Maximus/Minimus was a food truck based in Seattle, Washington. It was established by Kurt Beecher Dammeier in June 2009 and the truck was designed by Colin Reedy. Dammeier also owns the truck and enterprise. The truck was built to resemble a pig, and has metallic enhancements that resemble a pig's snout and ears. The truck often parked at 6th Avenue and Pike Street in downtown Seattle, and at festivals and farmer's markets. Maximus Minimus announced on Facebook in April 2017 that it would not be opening.

==Fare==
The truck offered pork dishes, such as pulled pork sandwiches, chicken and vegetarian sandwiches, macaroni and cheese, pozole and coleslaw. Dishes were available in bold (maximus) and light (minimus) styles, based upon the types of sauces used. The maximus sauce was prepared with peppers, onion, fruit juice and beer, and was stronger and spicier in flavor, while the milder minimus sauce was prepared with tamarind, molasses and honey and had a sweet flavor. The truck used cheese sourced from Beecher's Handmade Cheese, an artisan cheesemaker and retail shop founded by Dammeier and based in the Pike Place Market in Seattle.
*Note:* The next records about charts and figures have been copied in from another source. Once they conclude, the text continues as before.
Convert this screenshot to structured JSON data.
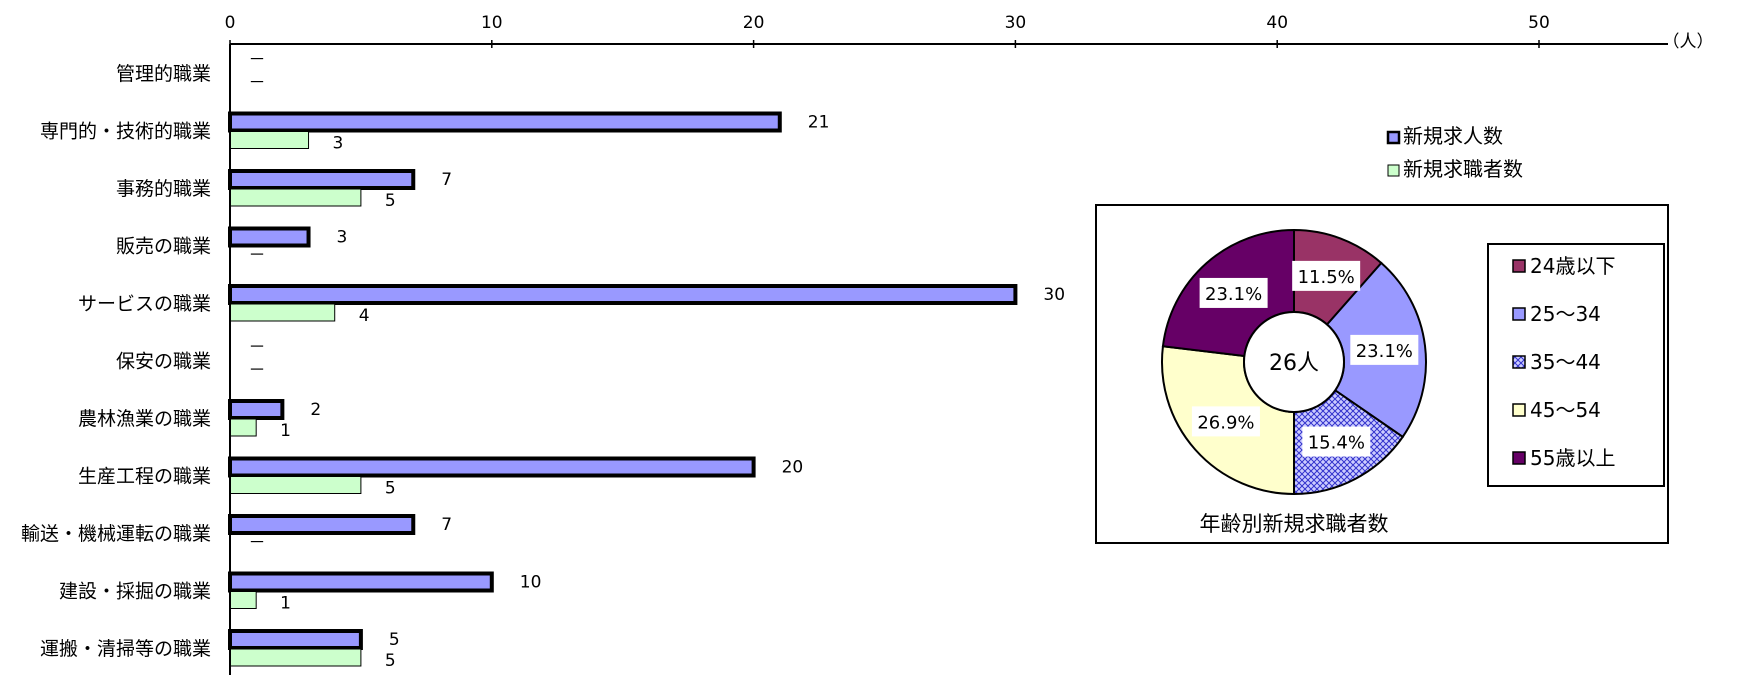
{
  "chart_data": [
    {
      "type": "bar",
      "orientation": "horizontal",
      "unit_label": "（人）",
      "categories": [
        "管理的職業",
        "専門的・技術的職業",
        "事務的職業",
        "販売の職業",
        "サービスの職業",
        "保安の職業",
        "農林漁業の職業",
        "生産工程の職業",
        "輸送・機械運転の職業",
        "建設・採掘の職業",
        "運搬・清掃等の職業"
      ],
      "series": [
        {
          "name": "新規求人数",
          "values": [
            null,
            21,
            7,
            3,
            30,
            null,
            2,
            20,
            7,
            10,
            5
          ],
          "color": "#9999ff"
        },
        {
          "name": "新規求職者数",
          "values": [
            null,
            3,
            5,
            null,
            4,
            null,
            1,
            5,
            null,
            1,
            5
          ],
          "color": "#ccffcc"
        }
      ],
      "value_labels": [
        [
          "－",
          "21",
          "7",
          "3",
          "30",
          "－",
          "2",
          "20",
          "7",
          "10",
          "5"
        ],
        [
          "－",
          "3",
          "5",
          "－",
          "4",
          "－",
          "1",
          "5",
          "－",
          "1",
          "5"
        ]
      ],
      "xlim": [
        0,
        55
      ],
      "xticks": [
        0,
        10,
        20,
        30,
        40,
        50
      ],
      "legend_position": "right"
    },
    {
      "type": "pie",
      "variant": "donut",
      "title": "年齢別新規求職者数",
      "center_label": "26人",
      "slices": [
        {
          "label": "24歳以下",
          "value": 11.5,
          "text": "11.5%",
          "color": "#993366"
        },
        {
          "label": "25～34",
          "value": 23.1,
          "text": "23.1%",
          "color": "#9999ff"
        },
        {
          "label": "35～44",
          "value": 15.4,
          "text": "15.4%",
          "color": "#ccccff",
          "pattern": "crosshatch"
        },
        {
          "label": "45～54",
          "value": 26.9,
          "text": "26.9%",
          "color": "#ffffcc"
        },
        {
          "label": "55歳以上",
          "value": 23.1,
          "text": "23.1%",
          "color": "#660066"
        }
      ],
      "legend_position": "right"
    }
  ]
}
The foods used were locally sourced and all natural. The truck's fare has been described as barbecue, but Dammeier has stated that it is not barbecue, and that the fare derives its flavor from the sauces used.
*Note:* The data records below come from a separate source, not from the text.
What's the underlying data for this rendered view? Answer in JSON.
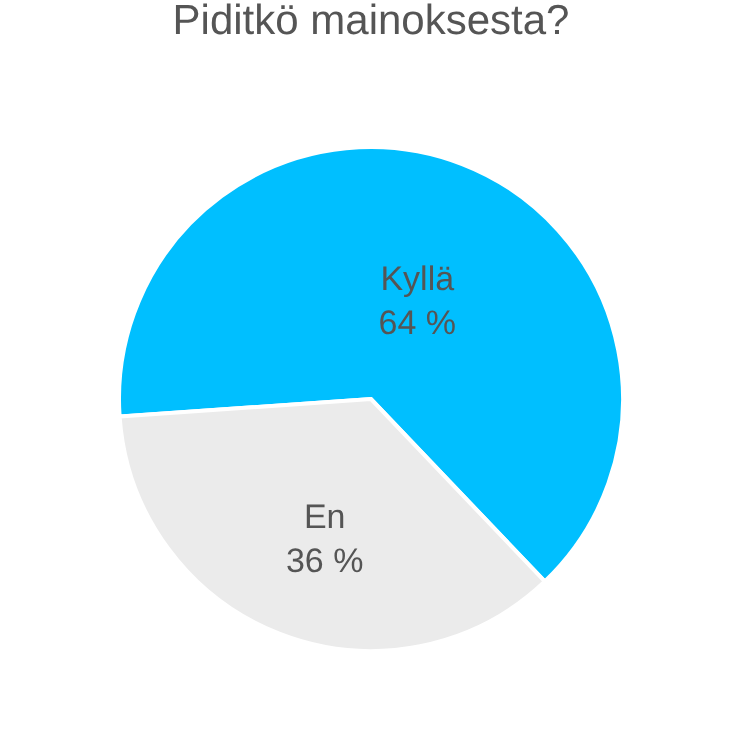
{
  "chart_data": {
    "type": "pie",
    "title": "Piditkö mainoksesta?",
    "categories": [
      "Kyllä",
      "En"
    ],
    "values": [
      64,
      36
    ],
    "colors": [
      "#00bfff",
      "#ebebeb"
    ],
    "value_labels": [
      "64 %",
      "36 %"
    ]
  }
}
A brick and mortar restaurant based on the truck, Max's, was projected to open in 2015. This location has been referred to as the "mothership" to the truck.

==Reception==
Maximus/Minimus received reviews and coverage on PBS, USA Today, NBC News, Parade, The Seattle Times, Seattle Weekly, The Stranger, and Modern Marvels (in an episode later repackaged as a Favorite Foods USA episode).

It was rated as one of "America’s top 15 street food vendors" by relish.com.